If model_path ends with .gguf, the file is loaded directly. Otherwise supply repo_id and filename to download and cache automatically.

Usage

Basic completion

from neurosurfer.models.chat_models.llamacpp import LlamaCppModel

model = LlamaCppModel(
    model_path="/weights/llama-2-7b-chat.Q4_K_M.gguf",
    n_ctx=4096,
    n_threads=8,
)

response = model.ask("Explain retrieval-augmented generation.")
print(response.choices[0].message.content)

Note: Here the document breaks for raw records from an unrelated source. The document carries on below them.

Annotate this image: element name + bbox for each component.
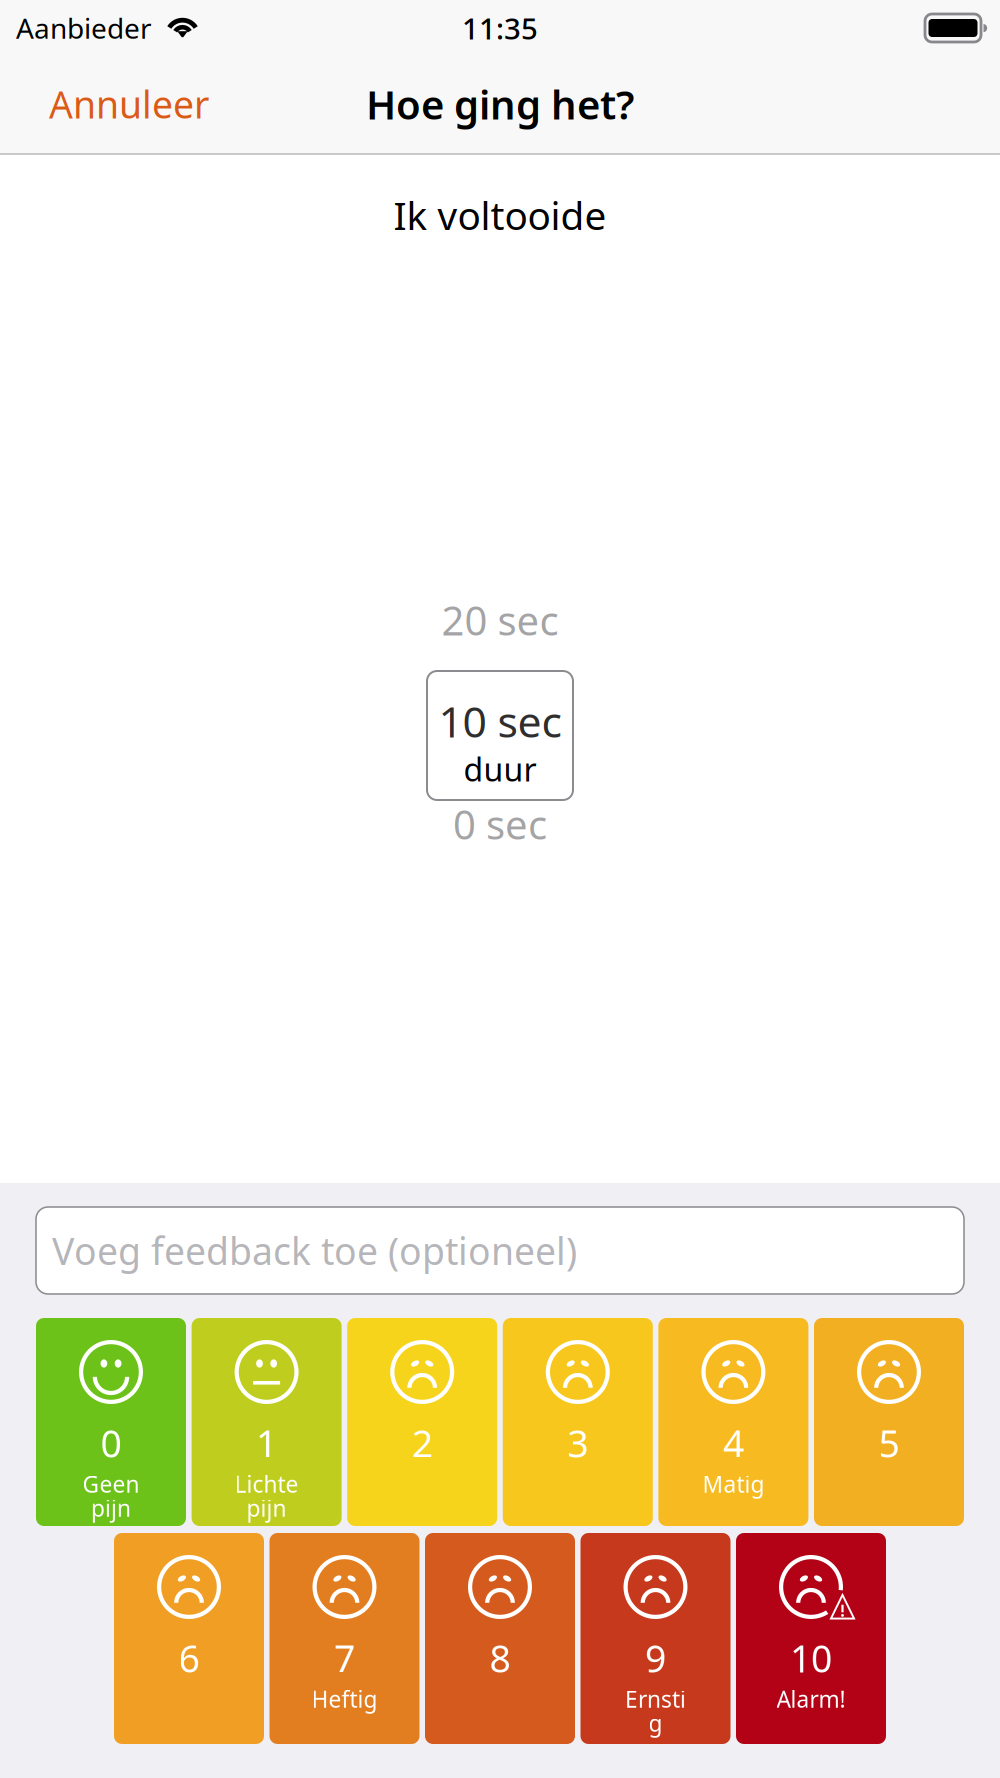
button[interactable]: 4 (658, 1318, 808, 1526)
staticText: 10 (790, 1633, 832, 1683)
staticText: Aanbieder (16, 9, 152, 47)
staticText: 6 (178, 1633, 200, 1683)
staticText: Matig (702, 1469, 764, 1499)
button[interactable]: 10 (736, 1533, 886, 1744)
staticText: Geen (82, 1469, 140, 1499)
staticText: 11:35 (462, 8, 538, 48)
button[interactable]: Voeg feedback toe (optioneel) (36, 1207, 964, 1294)
staticText: Ernsti (625, 1684, 686, 1714)
button[interactable]: 5 (814, 1318, 964, 1526)
staticText: Voeg feedback toe (optioneel) (52, 1226, 577, 1275)
staticText: 2 (412, 1418, 433, 1468)
button[interactable]: 2 (347, 1318, 497, 1526)
button[interactable]: 0 (36, 1318, 186, 1526)
staticText: 8 (490, 1633, 510, 1683)
staticText: Lichte (235, 1469, 299, 1499)
button[interactable]: 3 (503, 1318, 653, 1526)
staticText: Alarm! (776, 1684, 846, 1714)
staticText: 0 (100, 1418, 122, 1468)
button[interactable]: 1 (192, 1318, 342, 1526)
staticText: 3 (567, 1418, 588, 1468)
button[interactable]: 8 (425, 1533, 575, 1744)
staticText: 4 (723, 1418, 744, 1468)
button[interactable]: 9 (580, 1533, 730, 1744)
staticText: duur (464, 748, 536, 790)
staticText: 1 (256, 1418, 277, 1468)
staticText: pijn (91, 1493, 131, 1523)
staticText: g (648, 1708, 662, 1738)
staticText: Ik voltooide (394, 189, 606, 241)
staticText: pijn (247, 1493, 287, 1523)
staticText: Heftig (312, 1684, 378, 1714)
staticText: Hoe ging het? (366, 77, 634, 130)
staticText: 5 (878, 1418, 900, 1468)
staticText: 7 (334, 1633, 355, 1683)
staticText: 20 sec (442, 593, 558, 646)
button[interactable]: 7 (270, 1533, 420, 1744)
button[interactable]: Annuleer (49, 54, 279, 154)
staticText: Annuleer (49, 79, 209, 129)
button[interactable]: 6 (114, 1533, 264, 1744)
staticText: 10 sec (438, 693, 562, 749)
staticText: 0 sec (453, 797, 547, 850)
staticText: 9 (645, 1633, 666, 1683)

Streaming with GPU acceleration

gpu_model = LlamaCppModel(
    model_path="/weights/Qwen2.5-7B-Instruct-Q3_K_L.gguf",
    n_ctx=4096,
    n_gpu_layers=40,  # offload as many layers as possible
)

stream = gpu_model.ask("List three pros of llama.cpp.", stream=True)
for chunk in stream:
    delta = chunk.choices[0].delta.content or ""
    print(delta, end="")

Loading from Hugging Face

hf_model = LlamaCppModel(
    repo_id="TheBloke/Mistral-7B-Instruct-v0.2-GGUF",
    filename="mistral-7b-instruct-v0.2.Q4_K_M.gguf",
    n_ctx=4096,
)

Tips

  • Stop words: model.set_stop_words(["Observation:", "\nFinal answer:"]) prevents the response from emitting tool markers.
  • Cancellation: Call model.stop_generation() while streaming to interrupt long generations.
  • GPU selection: main_gpu selects the device; use CUDA_VISIBLE_DEVICES when running inside multi-GPU nodes.
  • Thread count: On CPU-only setups tune n_threads to match available cores for optimal throughput.

mkdocstrings output is temporarily disabled while import hooks are updated.